Here are some of my favorite first lines, from some of my favorite books:
“Since dawn I had climbed up and down the steep mountain slopes and pushed my way through the dense valley forests.” (In the Shadow of Man, Jane Goodall)
“In a hole in the ground there lived a hobbit.” (The Hobbit, J.R.R. Tolkien)
“People do not give it credence that a fourteen-year-old girl could leave home and go off in the wintertime to avenge her father’s blood but it did not seem so strange then, although I will say it did not happen every day.” (True Grit, Charles Portis)
“It was a hell of a night for an elopement.” (The Abduction of Julia, Karen Hawkins)
“When Lucy Marinn was seven years old, three things happened: Her little sister Alice got sick, she was assigned her first science fair project, and she found out that magic existed.” (Rainshadow Road, Lisa Kleypas)
“No one would have believed in the last years of the nineteenth century that this world was being watched keenly and closely by intelligences greater than man’s and yet as mortal as his own; that as men busied themselves about their various concerns they were scrutinised and studied, perhaps almost as narrowly as a man with a miscroscope might scrutinise the transient creatures that swarm and multiply in a drop of water.” (The War of the Worlds, H.G. Wells)
“The great fish moved silently through the night water propelled by short sweeps of its crescent tail.” (Jaws, Peter Benchley)
Call me Ishmael. (Moby Dick, Herman Melville)
“It was a bright cold day in April, and the clocks were striking thirteen.” (1984, George Orwell)
Here’s my first first line, from my first book: “It was one thing to dream about being a lady in distress, Katherine Ralston had recently realized, and quite another entirely to be one.” (The Black Duke’s Prize, Suzanne Enoch)
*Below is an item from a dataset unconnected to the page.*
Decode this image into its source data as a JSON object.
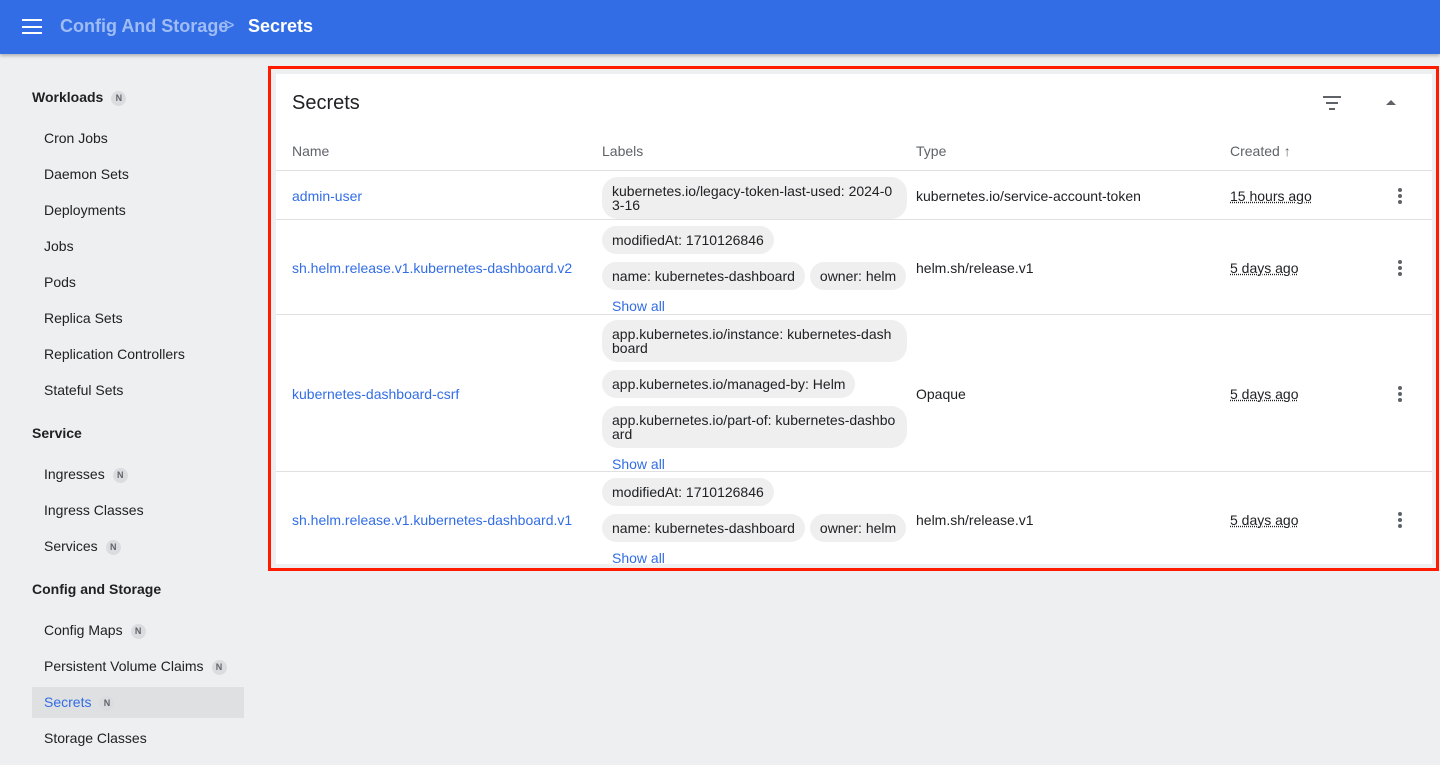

And this one if from my latest book, coming in October of this year: “There were some pieces of advice, Sophia White reflected as she clung to the overturned coach’s wheel in the middle of the half frozen River Aire, that one should simply not ignore.” (Rules to Catch a Devilish Duke, Suzanne Enoch)
Oh, and I’d be remiss if I didn’t give you the first line from my March 27th book: “Keating Blackwood came awake with the sharpness of gunfire.” (Taming an Impossible Rogue, Suzanne Enoch)
Just looking up some of these first lines makes me want to read the books all over again. My Kindle went on overload this morning. Do you have a favorite first line? Have you ever picked up or rejected a book based on its first sentence? What’s the first line of the book you’re reading right now?